For those investing online with diversified portfolio exposure to emerging markets, 2018 was a tough year. The broad basket of equities markets which covers stock exchanges from China and South America to South Korea and South Africa fell by almost 25%. Currency troubles in Turkey and Argentina combined with a strong dollar, general ‘risk off’ international investor sentiment and signs of an economic slowdown in China to route the sector.
However, 2019 has so far seen emerging markets bounce back strongly – up around 13% to date. Analysts such as Will Denyer and Udith Sikand of Gavekal Research are putting the new found enthusiasm for emerging markets down to a reversal of dollar liquidity in financial markets. However, with the Fed having paused both interest rate hikes and quantitative easing tightening for now and the ECB remaining ‘dovish’, is expected that liquidity will be ‘abundant’ over the remainder of 2019. And that should be good news for emerging markets.
Another factor that should keep emerging markets on track to extend the positive first quarter performance over the next several months is Beijing’s latest stimulus package for the Chinese economy. Trade tensions with the U.S. also appear to have eased since their zenith last autumn and growth prospects in other big emerging markets economies such as India and Brazil also look solid. Investment bank Morgan Stanley is forecasting GDP growth to average 5% by the end of the year across the countries that make up the diverse emerging markets group. That’s a significant improvement on the 4.3% growth over 2019’s first quarter.
After 2018’s emerging markets bear run, valuations also still look attractively discounted. Combined with a general uptick in risk sentiment that should keep capital flowing back to the asset class. Other factors improving across emerging markets are the state of governance and national balance sheets that look more robust after many countries introduced new rules on government borrowing and spending.

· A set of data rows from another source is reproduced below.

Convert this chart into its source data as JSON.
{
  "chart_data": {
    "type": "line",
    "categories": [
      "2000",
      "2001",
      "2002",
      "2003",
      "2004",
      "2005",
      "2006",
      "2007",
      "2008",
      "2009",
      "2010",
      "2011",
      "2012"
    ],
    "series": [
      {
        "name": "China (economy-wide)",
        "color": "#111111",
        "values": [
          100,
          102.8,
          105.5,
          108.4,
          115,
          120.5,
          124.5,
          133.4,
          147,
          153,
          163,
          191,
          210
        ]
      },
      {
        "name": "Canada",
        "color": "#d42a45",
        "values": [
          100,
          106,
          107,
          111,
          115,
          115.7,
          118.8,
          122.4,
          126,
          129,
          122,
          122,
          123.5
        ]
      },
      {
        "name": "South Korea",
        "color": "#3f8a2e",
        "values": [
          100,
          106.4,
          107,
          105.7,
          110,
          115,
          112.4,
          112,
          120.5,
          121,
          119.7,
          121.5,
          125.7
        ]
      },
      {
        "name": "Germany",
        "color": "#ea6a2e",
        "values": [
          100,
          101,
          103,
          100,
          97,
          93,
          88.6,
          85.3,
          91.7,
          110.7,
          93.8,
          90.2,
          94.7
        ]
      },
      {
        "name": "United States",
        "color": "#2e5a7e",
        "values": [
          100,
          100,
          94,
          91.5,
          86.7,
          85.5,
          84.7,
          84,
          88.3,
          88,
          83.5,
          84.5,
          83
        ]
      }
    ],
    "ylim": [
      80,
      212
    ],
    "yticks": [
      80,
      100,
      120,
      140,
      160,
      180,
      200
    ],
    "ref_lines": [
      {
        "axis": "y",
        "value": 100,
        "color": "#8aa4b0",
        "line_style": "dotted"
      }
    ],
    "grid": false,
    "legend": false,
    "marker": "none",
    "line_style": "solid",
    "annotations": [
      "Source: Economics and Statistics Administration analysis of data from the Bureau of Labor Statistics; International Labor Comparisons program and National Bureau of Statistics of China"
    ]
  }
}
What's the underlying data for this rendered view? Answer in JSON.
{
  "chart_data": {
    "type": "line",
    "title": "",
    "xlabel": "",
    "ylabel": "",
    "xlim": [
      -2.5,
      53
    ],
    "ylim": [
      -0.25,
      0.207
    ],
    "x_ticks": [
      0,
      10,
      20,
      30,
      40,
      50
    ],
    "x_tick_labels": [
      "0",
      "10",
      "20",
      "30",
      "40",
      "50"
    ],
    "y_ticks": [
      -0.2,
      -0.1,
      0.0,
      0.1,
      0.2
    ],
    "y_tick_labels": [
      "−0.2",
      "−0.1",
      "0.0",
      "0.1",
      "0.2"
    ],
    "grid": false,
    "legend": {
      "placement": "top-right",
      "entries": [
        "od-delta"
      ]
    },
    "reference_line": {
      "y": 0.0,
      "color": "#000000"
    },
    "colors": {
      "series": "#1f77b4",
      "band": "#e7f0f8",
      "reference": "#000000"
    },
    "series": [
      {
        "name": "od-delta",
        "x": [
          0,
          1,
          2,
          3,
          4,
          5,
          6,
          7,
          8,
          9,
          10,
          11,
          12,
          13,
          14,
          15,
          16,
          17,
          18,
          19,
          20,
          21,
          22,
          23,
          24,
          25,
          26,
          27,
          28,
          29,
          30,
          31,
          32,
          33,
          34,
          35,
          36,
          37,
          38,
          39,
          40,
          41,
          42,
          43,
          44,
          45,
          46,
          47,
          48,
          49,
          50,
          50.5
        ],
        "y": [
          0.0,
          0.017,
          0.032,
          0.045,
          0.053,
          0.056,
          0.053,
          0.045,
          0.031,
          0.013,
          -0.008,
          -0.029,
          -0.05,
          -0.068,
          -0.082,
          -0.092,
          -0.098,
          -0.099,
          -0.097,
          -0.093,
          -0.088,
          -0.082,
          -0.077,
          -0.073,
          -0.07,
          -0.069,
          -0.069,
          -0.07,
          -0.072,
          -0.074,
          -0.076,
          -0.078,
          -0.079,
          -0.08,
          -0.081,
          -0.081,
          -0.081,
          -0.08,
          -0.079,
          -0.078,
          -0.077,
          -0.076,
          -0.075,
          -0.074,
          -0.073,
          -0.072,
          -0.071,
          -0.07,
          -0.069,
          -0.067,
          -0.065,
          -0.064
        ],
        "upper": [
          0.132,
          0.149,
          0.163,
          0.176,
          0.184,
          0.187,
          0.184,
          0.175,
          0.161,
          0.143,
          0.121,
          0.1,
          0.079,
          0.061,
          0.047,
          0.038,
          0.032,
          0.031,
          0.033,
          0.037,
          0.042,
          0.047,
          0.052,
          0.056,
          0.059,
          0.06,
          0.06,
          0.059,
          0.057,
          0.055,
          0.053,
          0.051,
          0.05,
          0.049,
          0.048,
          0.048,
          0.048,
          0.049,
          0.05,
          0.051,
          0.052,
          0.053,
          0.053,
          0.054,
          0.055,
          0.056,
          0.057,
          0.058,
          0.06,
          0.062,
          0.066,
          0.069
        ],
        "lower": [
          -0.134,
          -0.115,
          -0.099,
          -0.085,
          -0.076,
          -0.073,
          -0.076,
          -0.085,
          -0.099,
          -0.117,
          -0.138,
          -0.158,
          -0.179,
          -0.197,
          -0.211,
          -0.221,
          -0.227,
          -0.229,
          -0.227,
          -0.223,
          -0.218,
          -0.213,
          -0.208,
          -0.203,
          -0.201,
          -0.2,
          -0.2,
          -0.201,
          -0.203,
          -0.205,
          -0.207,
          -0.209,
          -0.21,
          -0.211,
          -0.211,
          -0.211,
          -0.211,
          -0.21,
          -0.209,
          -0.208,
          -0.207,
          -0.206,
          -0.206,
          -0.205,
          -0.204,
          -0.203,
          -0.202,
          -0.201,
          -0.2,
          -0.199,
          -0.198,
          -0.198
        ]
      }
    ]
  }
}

The economic drivers in emerging market economies and stock markets have also changed over the past several years. There has been a shift in the balance away from volatile commodities to technology and consumption. In 2008 commodities-driven stocks accounted for 40% of emerging markets. That’s dropped to 15% today with the technology and consumer sectors now combining at over 40%, adding greater diversity to the economic mix.